The patch uses the letters from se.txt from T181503#3817996, but without secondary-level letters (so it only uses letters with a single ">" before them).

@jhsoby-WMNO Thanks for the patch! I tested locally by creating the pages with the same titles as the test category (https://se.wikipedia.org/wiki/Kategoriija:Sámegielaid_alfabehta) and changing the collation of my test wiki. It looks fine:

I compared your patch to the data in https://ssl.icu-project.org/trac/browser/icu/tags/release-58-1/source/data/coll/se.txt and it looks like the letter 'Ǥ' (G with stroke) is missing from the patch.
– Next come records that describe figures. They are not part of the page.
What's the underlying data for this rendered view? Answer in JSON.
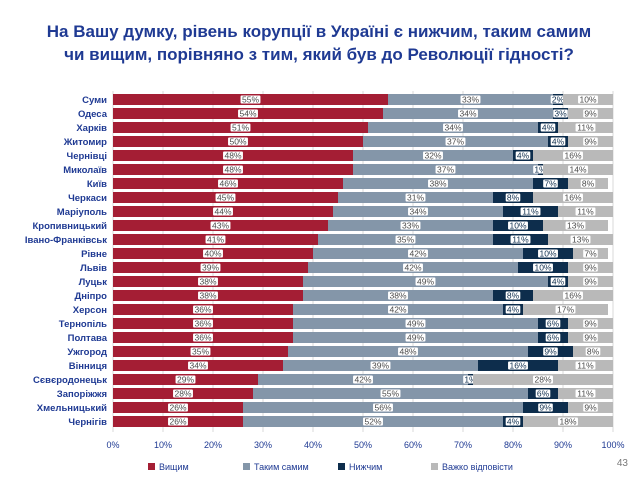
{
  "title": {
    "line1": "На Вашу думку, рівень корупції в Україні є нижчим, таким самим",
    "line2": "чи вищим, порівняно з тим, який був до Революції гідності?"
  },
  "page_number": "43",
  "colors": {
    "Вищим": "#a41e34",
    "Таким самим": "#8496a9",
    "Нижчим": "#0d2d4c",
    "Важко відповісти": "#b9b9b9"
  },
  "chart_data": {
    "type": "bar",
    "orientation": "horizontal",
    "stacked": true,
    "categories": [
      "Суми",
      "Одеса",
      "Харків",
      "Житомир",
      "Чернівці",
      "Миколаїв",
      "Київ",
      "Черкаси",
      "Маріуполь",
      "Кропивницький",
      "Івано-Франківськ",
      "Рівне",
      "Львів",
      "Луцьк",
      "Дніпро",
      "Херсон",
      "Тернопіль",
      "Полтава",
      "Ужгород",
      "Вінниця",
      "Сєвєродонецьк",
      "Запоріжжя",
      "Хмельницький",
      "Чернігів"
    ],
    "series": [
      {
        "name": "Вищим",
        "values": [
          55,
          54,
          51,
          50,
          48,
          48,
          46,
          45,
          44,
          43,
          41,
          40,
          39,
          38,
          38,
          36,
          36,
          36,
          35,
          34,
          29,
          28,
          26,
          26
        ]
      },
      {
        "name": "Таким самим",
        "values": [
          33,
          34,
          34,
          37,
          32,
          37,
          38,
          31,
          34,
          33,
          35,
          42,
          42,
          49,
          38,
          42,
          49,
          49,
          48,
          39,
          42,
          55,
          56,
          52
        ]
      },
      {
        "name": "Нижчим",
        "values": [
          2,
          3,
          4,
          4,
          4,
          1,
          7,
          8,
          11,
          10,
          11,
          10,
          10,
          4,
          8,
          4,
          6,
          6,
          9,
          16,
          1,
          6,
          9,
          4
        ]
      },
      {
        "name": "Важко відповісти",
        "values": [
          10,
          9,
          11,
          9,
          16,
          14,
          8,
          16,
          11,
          13,
          13,
          7,
          9,
          9,
          16,
          17,
          9,
          9,
          8,
          11,
          28,
          11,
          9,
          18
        ]
      }
    ],
    "x_ticks": [
      "0%",
      "10%",
      "20%",
      "30%",
      "40%",
      "50%",
      "60%",
      "70%",
      "80%",
      "90%",
      "100%"
    ],
    "xlim": [
      0,
      100
    ],
    "grid": true,
    "legend_position": "bottom"
  }
}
Is this intentional? (According to https://en.wikipedia.org/wiki/G_with_stroke it "has been used to write Northern Sami (in an old orthography)").
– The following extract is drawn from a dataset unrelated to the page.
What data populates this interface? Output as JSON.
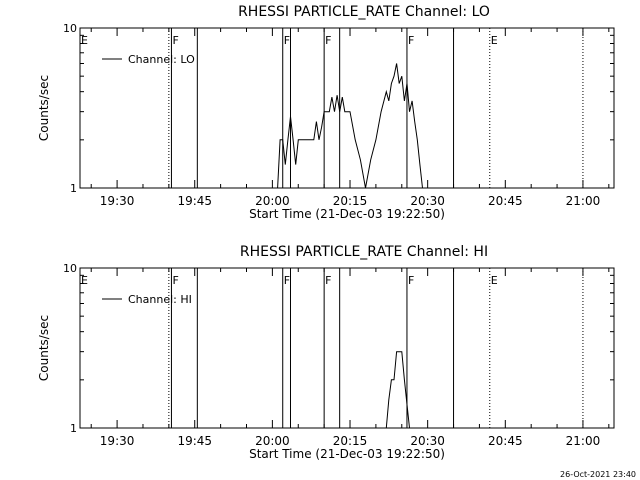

(Added 'Ǥ' after 'Ǧ' to the patch, per IRC conversation with Jon.)

@jhsoby-WMNO: That's correct. Even though MediaWiki now supports collation for Northern Sami, the Wikimedia production servers don't. The steps for that to happen are:

  • Get it added into ICU library (done)
  • Wait for a new version of the PHP intl extension that has the new ICU code in it
  • Upgrade PHP on the Wikimedia production servers

Unfortunately, the last two steps may take several years.
In the meantime, I would recommend switching to uca-default-u-kn. Right now it is still defaulting to uppercase.

For reference we are probably planning to upgrade libicu 57 sometime in the next several months. See T177498

Ü and Ű are also missing, although I have no idea if they're actually useful.
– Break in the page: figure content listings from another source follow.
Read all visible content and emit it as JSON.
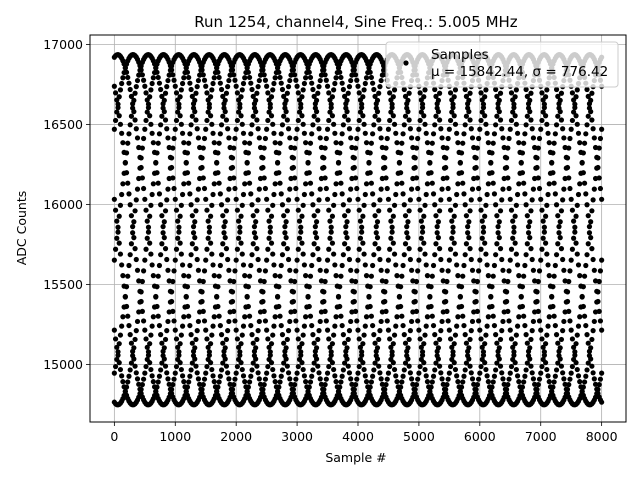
{
  "chart_data": {
    "type": "scatter",
    "title": "Run 1254, channel4, Sine Freq.: 5.005 MHz",
    "xlabel": "Sample #",
    "ylabel": "ADC Counts",
    "xlim": [
      -400,
      8400
    ],
    "ylim": [
      14640,
      17060
    ],
    "xticks": [
      0,
      1000,
      2000,
      3000,
      4000,
      5000,
      6000,
      7000,
      8000
    ],
    "yticks": [
      15000,
      15500,
      16000,
      16500,
      17000
    ],
    "grid": true,
    "legend": {
      "placement": "upper-right",
      "entries": [
        {
          "label": "Samples",
          "stats": "μ = 15842.44, σ = 776.42"
        }
      ]
    },
    "series": [
      {
        "name": "Samples",
        "color": "#000000",
        "marker": "circle",
        "signal": {
          "mean": 15842.44,
          "amplitude": 1095,
          "period_samples": 2000,
          "phases_deg": [
            80,
            125,
            170,
            215,
            260,
            305,
            350,
            35
          ],
          "x_range": [
            0,
            8000
          ]
        }
      }
    ]
  }
}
Ü and Ű are also missing, although I have no idea if they're actually useful.

Those are secondary differences though, as indicated by <<:

	                "&y<<ü"
	                "<<<Ü<<ű"
	                "<<<Ű"

This means that the characters 'Y', 'Ü', 'Ű' should be considered the same when sorting, except as a tiebreaker if the words would otherwise be considered identical. They would all be placed under the heading for 'Y'. But our CustomUppercaseCollation has no support for secondary differences, only primary :(

@matmarex: I'm glad you remember how to read these files! I always forget.

To be honest I'm not sure what the rest of the syntax, other than <, << and <<<, means ;)

Change 396007 merged by jenkins-bot:
[mediawiki/core@master] Add custom collation for Northern Sami

https://gerrit.wikimedia.org/r/396007

Thanks for the help everyone! If I understand ReleaseTaggerBot correctly, this will be deployed to WMF wikis on December 14, so after that InitialiseSettings can be changed to set $wgCategoryCollation for sewiki to uppercase-se, yeah? If so I can add that to the SWAT immediately after the upgrade, unless that's too soon?

Change 396381 had a related patch set uploaded (by Jon Harald Søby; owner: Jon Harald Søby):
[operations/mediawiki-config@master] Set category collation for sewiki

https://gerrit.wikimedia.org/r/396381

Change 398388 had a related patch set uploaded (by Bartosz Dziewoński; owner: Jon Harald Søby):
[mediawiki/core@wmf/1.31.0-wmf.11] Add custom collation for Northern Sami

https://gerrit.wikimedia.org/r/398388

Change 396381 merged by jenkins-bot:
[operations/mediawiki-config@master] Set category collation for sewiki

https://gerrit.wikimedia.org/r/396381

Mentioned in SAL (#wikimedia-operations) [2017-12-15T00:14:13Z] <RoanKattouw> updateCollation.php finished on sewiki (T181503)

Change 398388 merged by jenkins-bot:
[mediawiki/core@wmf/1.31.0-wmf.11] Add custom collation for Northern Sami

https://gerrit.wikimedia.org/r/398388

jhsoby-WMNO closed this task as Resolved.Dec 15 2017, 12:35 AM
jhsoby-WMNO removed a project: Patch-For-Review.
jhsoby-WMNO moved this task from In progress to Done on the WMNO-Sami board.